“Billy, how can you?”

“Listen to me, Caroline, honey love, it will be all right. Nancy isn’t so crazy as she seems. She is running wild a little, I admit, but there’s no danger of the sheriff or any other disaster. She knows what she’s doing, and she’s playing safe, though I admit it’s an extraordinary game.”

“She’s unhappy,” Caroline said. “You don’t suppose she’s going to marry Dick to get out of the scrape, and that she’s suffering because she’s had to make that compromise.”

“No, I don’t,” said Billy.

“I can’t imagine anything more dreadful than to give up your career—your independence because you were beaten before you could demonstrate it.”

173

“Let’s go right in here,” Billy said, guiding her by the arm through the door of the grill of the Café des Artistes which she was ignoring in her absorption.
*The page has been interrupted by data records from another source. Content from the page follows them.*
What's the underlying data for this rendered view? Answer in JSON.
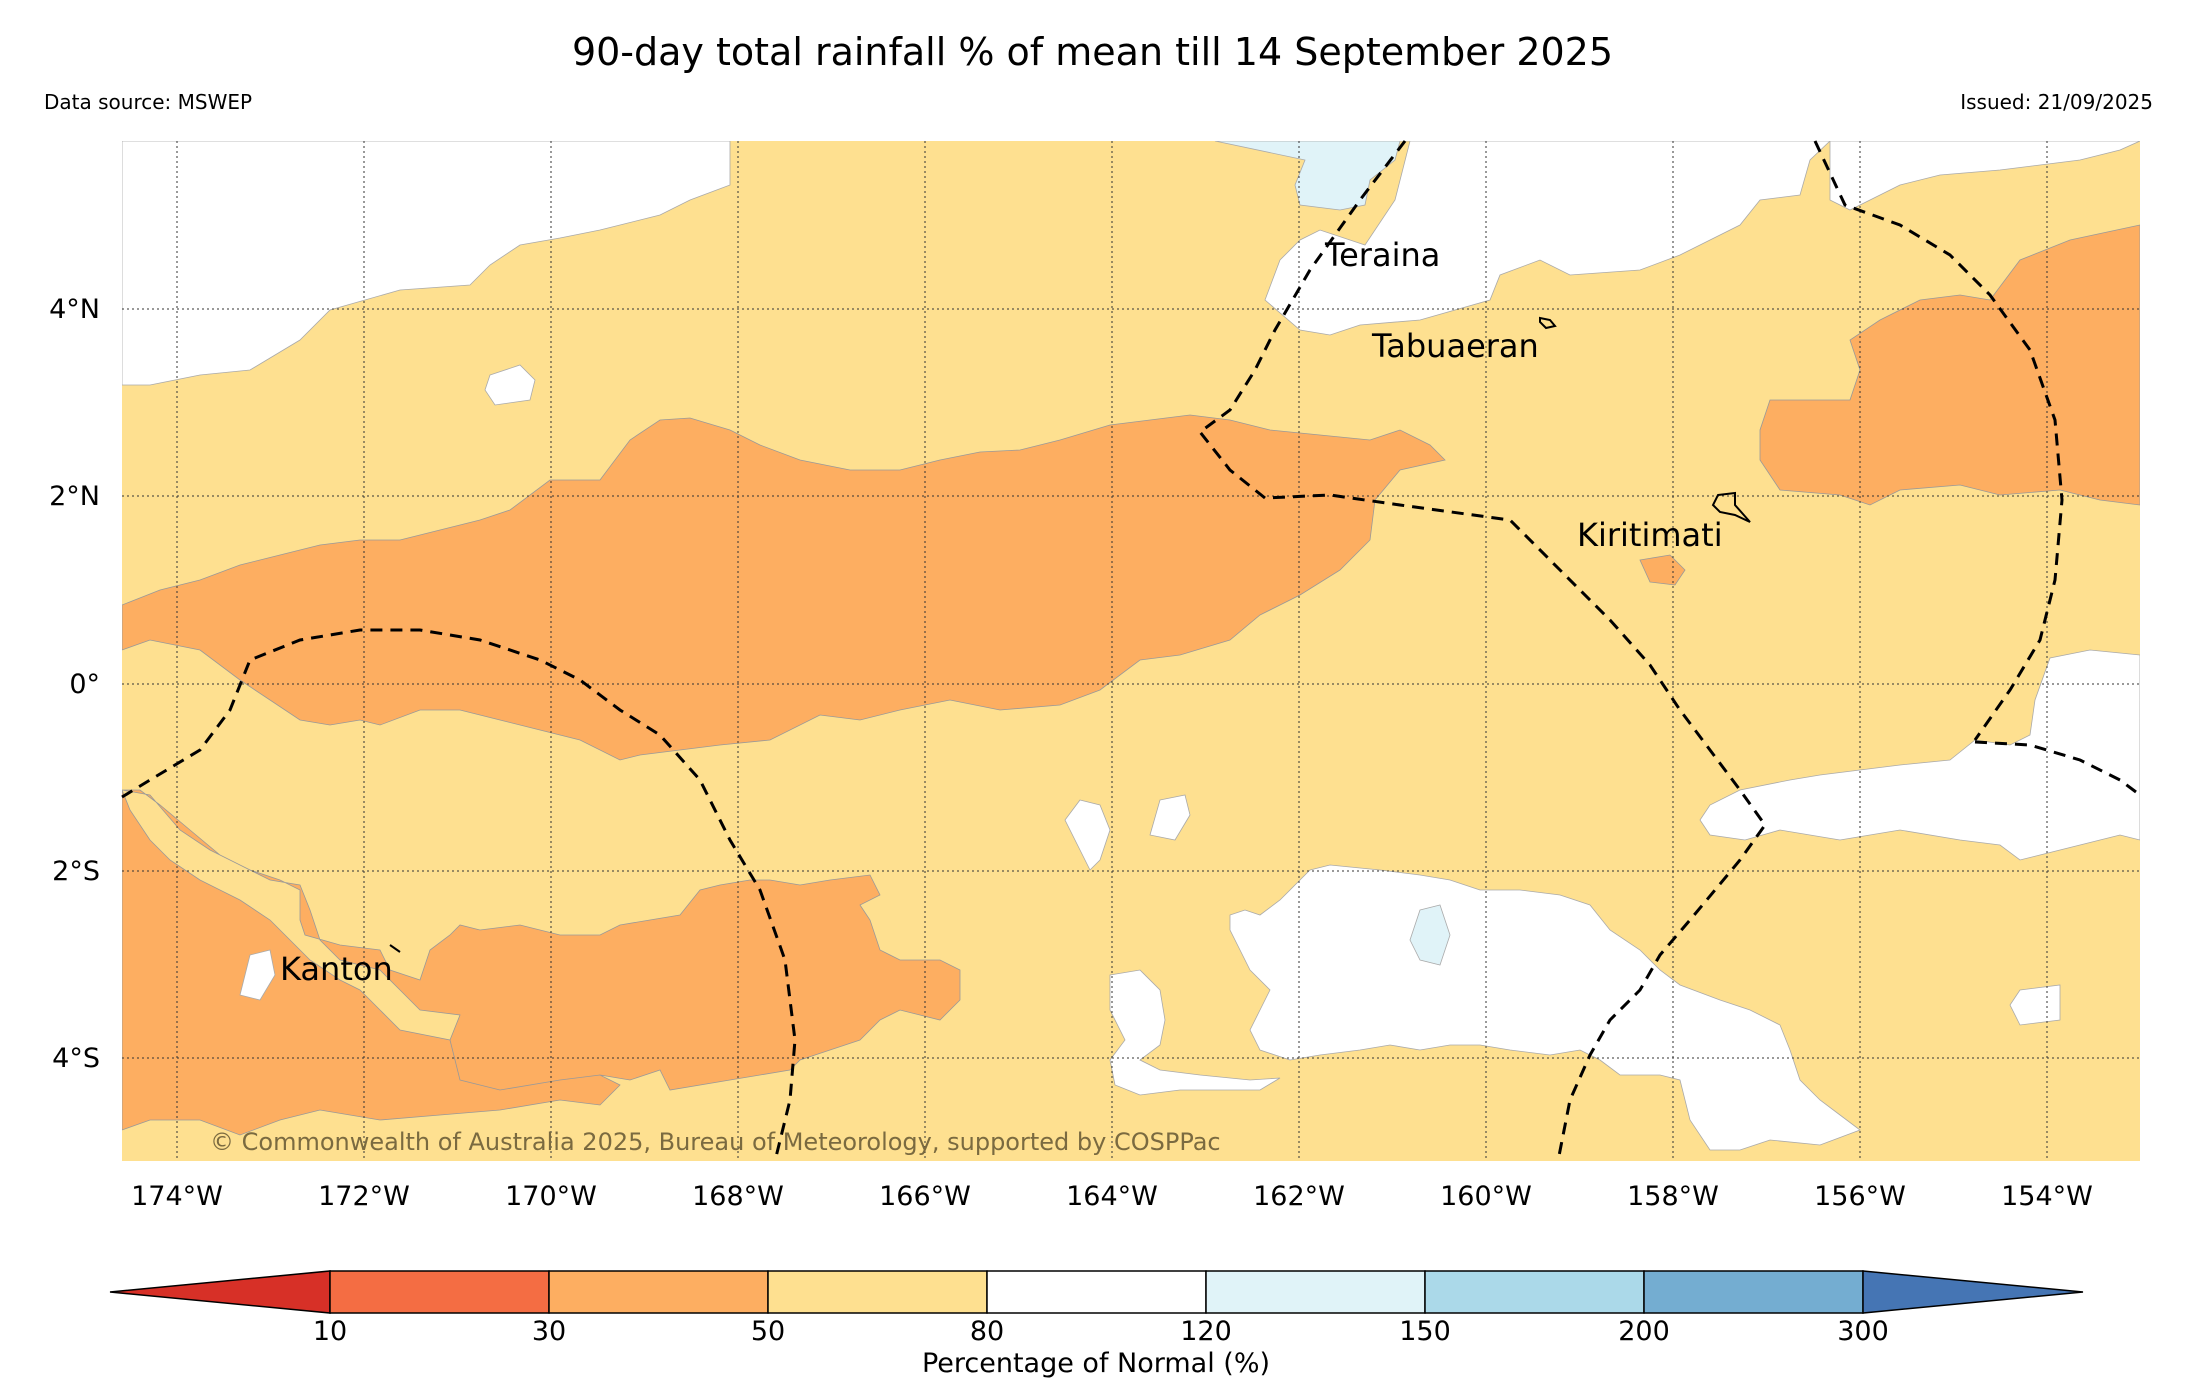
{
  "title": "90-day total rainfall % of mean till 14 September 2025",
  "data_source": "Data source: MSWEP",
  "issued": "Issued: 21/09/2025",
  "copyright": "© Commonwealth of Australia 2025, Bureau of Meteorology, supported by COSPPac",
  "map": {
    "lon_range": [
      -174.6,
      -153.0
    ],
    "lat_range": [
      -5.1,
      5.8
    ],
    "lon_ticks": [
      "174°W",
      "172°W",
      "170°W",
      "168°W",
      "166°W",
      "164°W",
      "162°W",
      "160°W",
      "158°W",
      "156°W",
      "154°W"
    ],
    "lat_ticks": [
      "4°N",
      "2°N",
      "0°",
      "2°S",
      "4°S"
    ],
    "places": [
      {
        "name": "Teraina"
      },
      {
        "name": "Tabuaeran"
      },
      {
        "name": "Kiritimati"
      },
      {
        "name": "Kanton"
      }
    ]
  },
  "legend": {
    "title": "Percentage of Normal (%)",
    "ticks": [
      "10",
      "30",
      "50",
      "80",
      "120",
      "150",
      "200",
      "300"
    ],
    "colors": [
      "#d73027",
      "#f46d43",
      "#fdae61",
      "#fee090",
      "#ffffff",
      "#e0f3f8",
      "#abd9e9",
      "#74add1",
      "#4575b4"
    ]
  },
  "colors": {
    "below_50": "#fdae61",
    "50_80": "#fee090",
    "normal": "#ffffff",
    "120_150": "#e0f3f8"
  }
}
It was early but the place was already crowded with the assortment of upper cut Bohemians, Frenchmen, and other discriminating diners to whom the café owed its vogue. Billy and Caroline found a snowy table by the window, a table so small that it scarcely seemed to separate them.

“If it’s Dick that Nancy’s depending on,” Caroline shook out her mammoth napkin vigorously, “then I think the whole situation is dreadful.”

“I don’t see why,” Billy argued; “have him to fall back on—that’s what men are for.”